Common things included:
- Information about works in the collection (such as title, author, publisher, publication information, call number, subject headings). This is sometimes referred to as the bibliographic record.
- Information about particular items in the collection, i.e. each actual thing that’s on the shelf (or however it’s stored or accessed). This is sometimes called a ‘holding’ record (because it describes the holdings of the library).
- Loan information about specific items in the collection and who has them.
- Information about electronic resources (sometimes this might be a link to them, sometimes systems pull in all the things in a database so you can search for them all in one place.)
- Additional resources the library has chosen to add (documents, files, etc.)
These records may have public notes (things to help library users) or staff-only notes (to help staff manage resources and answer questions.)
Again, not every library will have all these things.
Our collection at work has bibliographic records, but doesn’t have separate holdings records (all the information about all our copies is in a single record: this is sometimes a bit clunky, but it works okay for us because we don’t check a lot of items out.)
Likewise, we don’t have a separate circulation (or loan) module – all the loan information is in the record. Library users can’t see it, because it doesn’t display to them, just to the tools staff uses.
(In some libraries, this would be a problem, but in our library, there’s just one and a half staff members, and we both need to have access to it. The library assistant usually deals with loans and circulation, but if she’s on vacation or something comes up, I need to be able to see what’s going on and make changes too.)
When you put information into a catalogue, you are collecting metadata – that’s the term for ‘information about a thing’.
My favourite explanation of metadata comes from a Scientific American piece from 2012 that used Santa Claus and Christmas lists as examples. Go read it, if you’re not sure how metadata works, I’ll wait for you.

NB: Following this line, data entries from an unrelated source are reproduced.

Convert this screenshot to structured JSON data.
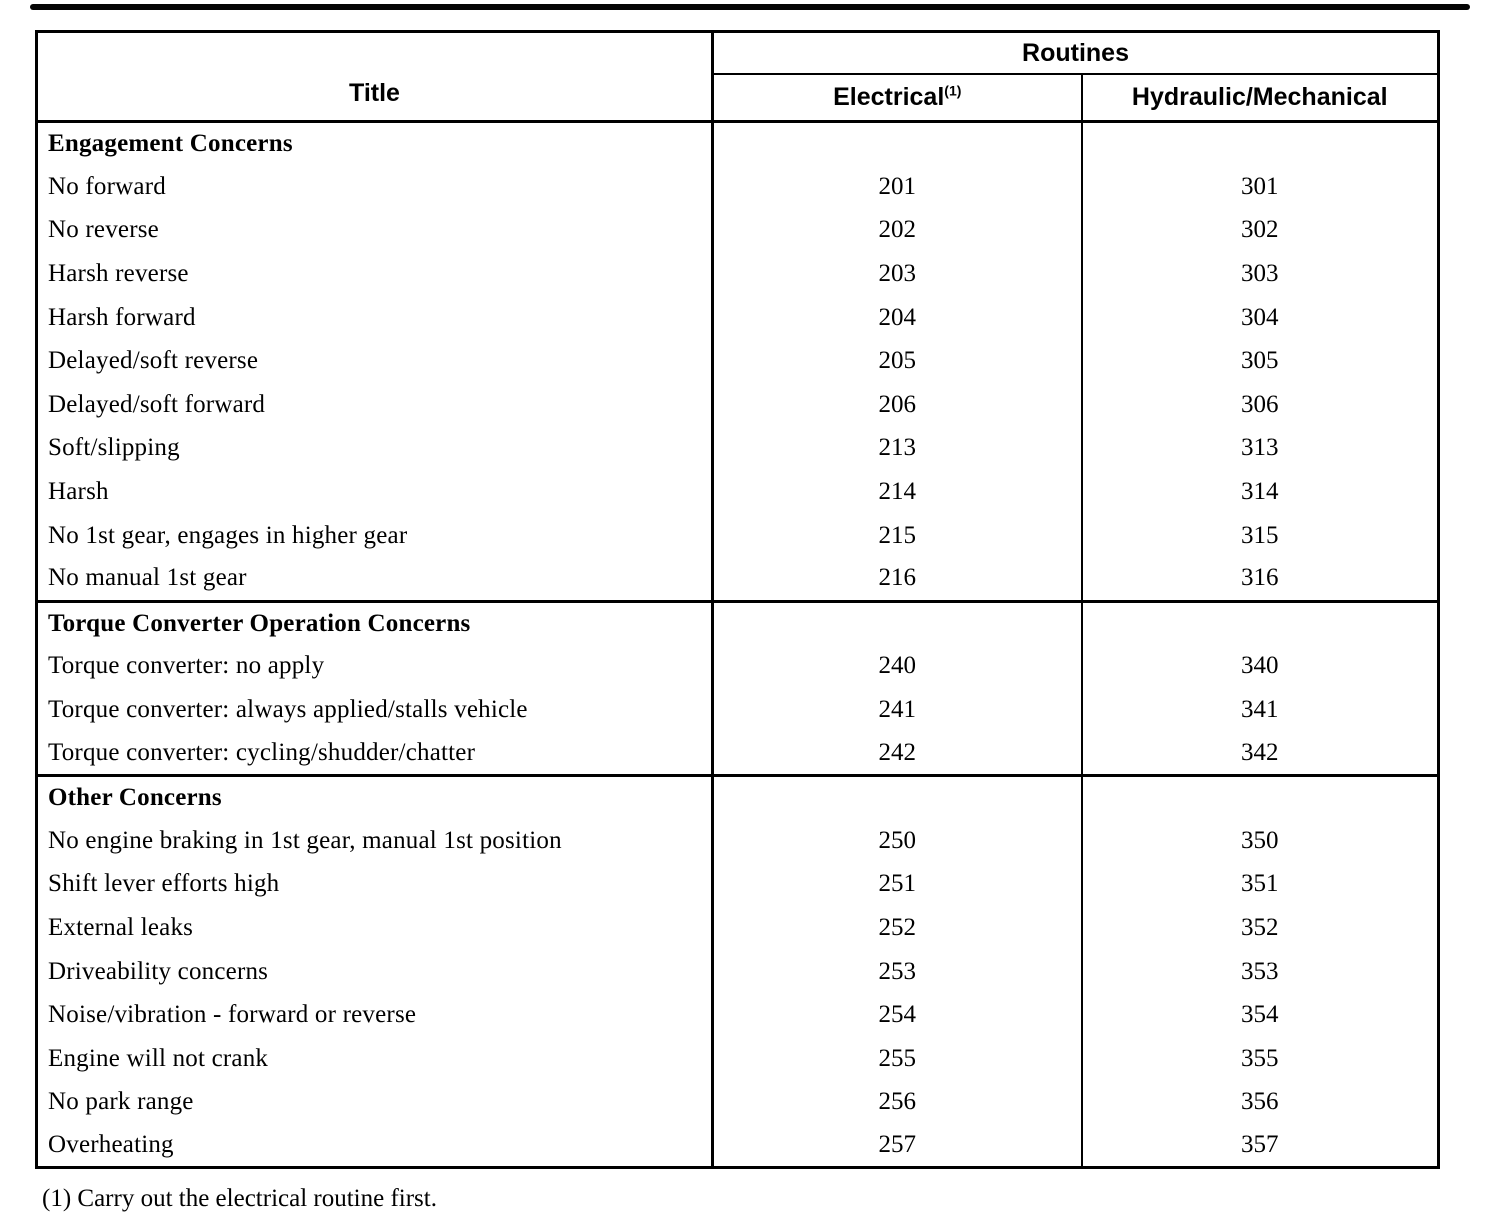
{
  "table": {
    "header": {
      "title_col": "Title",
      "routines_col": "Routines",
      "electrical_col": "Electrical",
      "electrical_footnote_marker": "(1)",
      "hydraulic_col": "Hydraulic/Mechanical"
    },
    "sections": [
      {
        "heading": "Engagement Concerns",
        "rows": [
          {
            "title": "No forward",
            "electrical": "201",
            "hydraulic": "301"
          },
          {
            "title": "No reverse",
            "electrical": "202",
            "hydraulic": "302"
          },
          {
            "title": "Harsh reverse",
            "electrical": "203",
            "hydraulic": "303"
          },
          {
            "title": "Harsh forward",
            "electrical": "204",
            "hydraulic": "304"
          },
          {
            "title": "Delayed/soft reverse",
            "electrical": "205",
            "hydraulic": "305"
          },
          {
            "title": "Delayed/soft forward",
            "electrical": "206",
            "hydraulic": "306"
          },
          {
            "title": "Soft/slipping",
            "electrical": "213",
            "hydraulic": "313"
          },
          {
            "title": "Harsh",
            "electrical": "214",
            "hydraulic": "314"
          },
          {
            "title": "No 1st gear, engages in higher gear",
            "electrical": "215",
            "hydraulic": "315"
          },
          {
            "title": "No manual 1st gear",
            "electrical": "216",
            "hydraulic": "316"
          }
        ]
      },
      {
        "heading": "Torque Converter Operation Concerns",
        "rows": [
          {
            "title": "Torque converter: no apply",
            "electrical": "240",
            "hydraulic": "340"
          },
          {
            "title": "Torque converter: always applied/stalls vehicle",
            "electrical": "241",
            "hydraulic": "341"
          },
          {
            "title": "Torque converter: cycling/shudder/chatter",
            "electrical": "242",
            "hydraulic": "342"
          }
        ]
      },
      {
        "heading": "Other Concerns",
        "rows": [
          {
            "title": "No engine braking in 1st gear, manual 1st position",
            "electrical": "250",
            "hydraulic": "350"
          },
          {
            "title": "Shift lever efforts high",
            "electrical": "251",
            "hydraulic": "351"
          },
          {
            "title": "External leaks",
            "electrical": "252",
            "hydraulic": "352"
          },
          {
            "title": "Driveability concerns",
            "electrical": "253",
            "hydraulic": "353"
          },
          {
            "title": "Noise/vibration - forward or reverse",
            "electrical": "254",
            "hydraulic": "354"
          },
          {
            "title": "Engine will not crank",
            "electrical": "255",
            "hydraulic": "355"
          },
          {
            "title": "No park range",
            "electrical": "256",
            "hydraulic": "356"
          },
          {
            "title": "Overheating",
            "electrical": "257",
            "hydraulic": "357"
          }
        ]
      }
    ],
    "footnote": "(1) Carry out the electrical routine first."
  }
}
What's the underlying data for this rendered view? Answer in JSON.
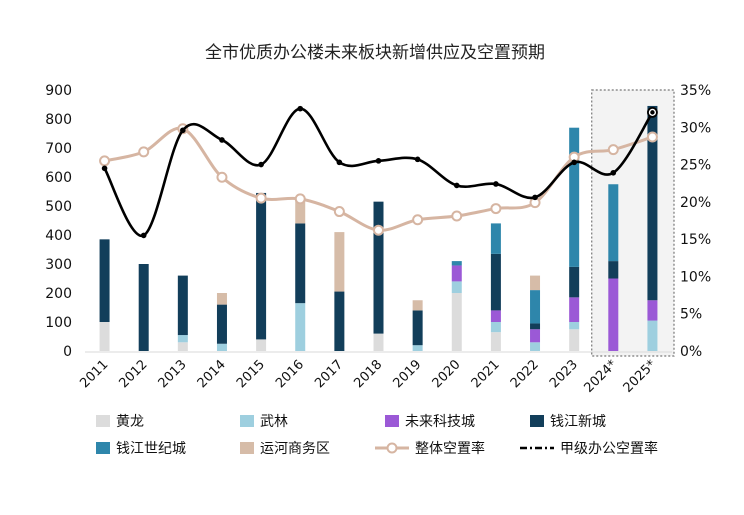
{
  "chart_data": {
    "type": "bar",
    "stacked": true,
    "title": "全市优质办公楼未来板块新增供应及空置预期",
    "categories": [
      "2011",
      "2012",
      "2013",
      "2014",
      "2015",
      "2016",
      "2017",
      "2018",
      "2019",
      "2020",
      "2021",
      "2022",
      "2023",
      "2024*",
      "2025*"
    ],
    "highlighted_categories": [
      "2024*",
      "2025*"
    ],
    "left_axis": {
      "min": 0,
      "max": 900,
      "ticks": [
        "0",
        "100",
        "200",
        "300",
        "400",
        "500",
        "600",
        "700",
        "800",
        "900"
      ]
    },
    "right_axis": {
      "min": 0,
      "max": 35,
      "ticks": [
        "0%",
        "5%",
        "10%",
        "15%",
        "20%",
        "25%",
        "30%",
        "35%"
      ]
    },
    "series": [
      {
        "name": "黄龙",
        "color": "#dcdcdc",
        "values": [
          100,
          0,
          30,
          0,
          40,
          0,
          0,
          60,
          0,
          200,
          65,
          0,
          75,
          0,
          0
        ]
      },
      {
        "name": "武林",
        "color": "#9ecfdf",
        "values": [
          0,
          0,
          25,
          25,
          0,
          165,
          0,
          0,
          20,
          40,
          35,
          30,
          25,
          0,
          105
        ]
      },
      {
        "name": "未来科技城",
        "color": "#9b59d6",
        "values": [
          0,
          0,
          0,
          0,
          0,
          0,
          0,
          0,
          0,
          55,
          40,
          45,
          85,
          250,
          70
        ]
      },
      {
        "name": "钱江新城",
        "color": "#123e5a",
        "values": [
          285,
          300,
          205,
          135,
          505,
          275,
          205,
          455,
          120,
          0,
          195,
          20,
          105,
          60,
          670
        ]
      },
      {
        "name": "钱江世纪城",
        "color": "#2e86ab",
        "values": [
          0,
          0,
          0,
          0,
          0,
          0,
          0,
          0,
          0,
          15,
          105,
          115,
          480,
          265,
          0
        ]
      },
      {
        "name": "运河商务区",
        "color": "#d6bca8",
        "values": [
          0,
          0,
          0,
          40,
          0,
          80,
          205,
          0,
          35,
          0,
          0,
          50,
          0,
          0,
          0
        ]
      }
    ],
    "lines": [
      {
        "name": "整体空置率",
        "color": "#d6b5a2",
        "marker": "circle",
        "values": [
          25.5,
          26.7,
          29.8,
          23.3,
          20.5,
          20.4,
          18.7,
          16.2,
          17.6,
          18.1,
          19.1,
          19.9,
          26.0,
          27.0,
          28.7
        ]
      },
      {
        "name": "甲级办公空置率",
        "color": "#000000",
        "marker": "dot",
        "values": [
          24.5,
          15.5,
          29.6,
          28.3,
          25.0,
          32.5,
          25.3,
          25.5,
          25.7,
          22.2,
          22.4,
          20.6,
          25.3,
          23.9,
          32.0
        ]
      }
    ],
    "legend_position": "bottom",
    "grid": false
  }
}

So, metadata about books includes the title, author, publication information. It might also include things like if a book is considered a particularly good resource, or is on a recommendation list. It might include if it was donated (and if so, by who). All kinds of things can be metadata.
Libraries have some commonly used systems for formatting it. A lot of libraries still use MARC (which stands for Machine Readable Cataloging record). Here’s a longish explanation from the Library of Congress about the details. This provides the structure for the data.
Besides the structure, there needs to be consistency in how you write things down. For a long time, libraries used the Anglo-American Cataloging Rules (AACR or AACR2 for the 2nd edition, etc.) but now a lot of libraries use RDA or Resource Description and Access.
Why all the rules?
Computers are still fairly stupid – they’re really quick at matching up things we tell them with things that they have stored, but they need a lot of help to match up things like typos or alternate ways of phrasing things.
(Google, Amazon, and the other tech giant companies have huge amounts of resources and lots of cutting edge design capabilities to make that work. Your average library just doesn’t. Your average library is probably pretty excited if their staff computers are less than four years old.)
So, in order for the computer to match things up, the library needs to be using consistent words (what’s called a “Controlled vocabulary” for things like subject headings and formats) and an underlying structure.
What does this mean in practice?
A lot of what I’m doing in our new catalogue right now is setting up that structure and arranging the different screens so they do what we want.
For example, we have a lot of options on the screen to add things to the catalogue, but when we edit things, we’re usually only editing a couple of specific pieces. So I set it up so those are at the top of the screen, and then we can get to everything else if we need to, but don’t have to scroll to get to it.
(You have no idea how exciting this is, when you’ve been spending years having to scroll down a very similar-appearing form to look for one specific field.)
But another big part of what I’m working on is fixing things so we’re using a smaller list of terms for things like format and location. That means people will be able to filter usefully by them, which will be amazing.
(This is going to take months and months. Fixing the formats and locations are pretty quick, but we have 14,000 subject headings, and a lot of them are tiny variants or typos of the ones we actually want.)